As clonal dissemination has a role in the spread of many antimicrobial-resistant pathogens, decreasing antibiotic usage alone would be insufficient in halting their proliferation. Investigation of the modes of transmission of resistant pathogens will result in a better understanding of their spread and in more effective intervention strategies. Social-network theory has been increasingly used to understand the transmission of certain infectious diseases, such as HIV, tuberculosis and sexually transmitted diseases25,26,27,28. This theory views the world as a series of networks linked by social settings and behaviours. By constructing such networks, the transmission of pathogens can be traced back to common sources. More recently, social networking has been combined with molecular epidemiology to strengthen it as an investigational tool26,114. By using these methodologies, perhaps we can create interventions to break the networks by which antimicrobial-resistant bacteria are spread.

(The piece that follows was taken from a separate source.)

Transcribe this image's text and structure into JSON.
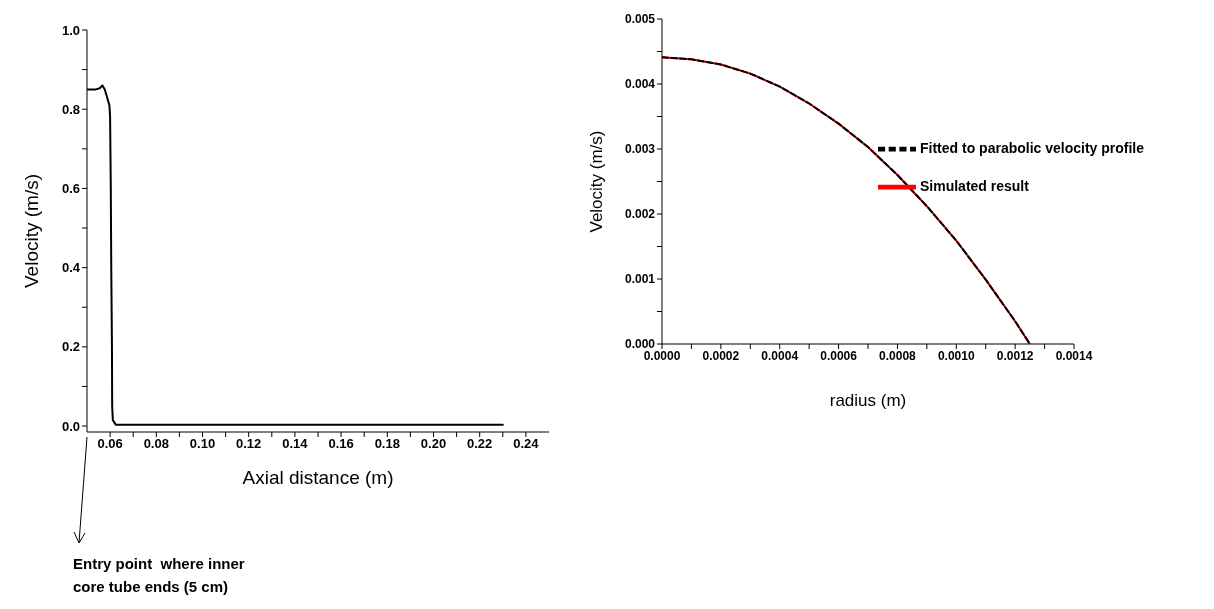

Last, vaccine development and use provide some hope in the battle against antimicrobial resistance. A 7-valent pneumococcal conjugate vaccine (Prevnar) was licensed for use in young children in 2000–2001, and subsequent data on PRSP prevalence have been mixed. Some studies have shown an increase in S. pneumoniae resistance in the past few years115,116,117, raising concerns that vaccine serotypes might simply be replaced with non-vaccine serotypes, and that penicillin resistance might rise in the latter. In fact, a mathematical-modelling study has predicted that, after 20 years, any decrease in penicillin-resistant strains due to the vaccine would not be sustained, as antibiotic selective pressure seemed to be a more important determinant of the persistence of resistance118. However, other studies report a decrease in childhood rates of overall invasive pneumococcal disease and of disease caused by pneumococci not susceptible to penicillin119,120. In one population-based study, a decrease in invasive pneumococcal disease was also seen in adults, perhaps owing to a reduction in pneumococcal transmission from children120. Therefore, although it might be too soon to draw conclusions about the ultimate effect of vaccines on antimicrobial resistance, they represent a potentially valuable tool for intervention.

In summary, antimicrobial resistance in the community setting is a multifactorial problem that is progressively increasing. To tackle this problem, we must take a multifaceted approach that focuses on, but is not limited to, reducing the volume of antimicrobial use wherever and whenever we can.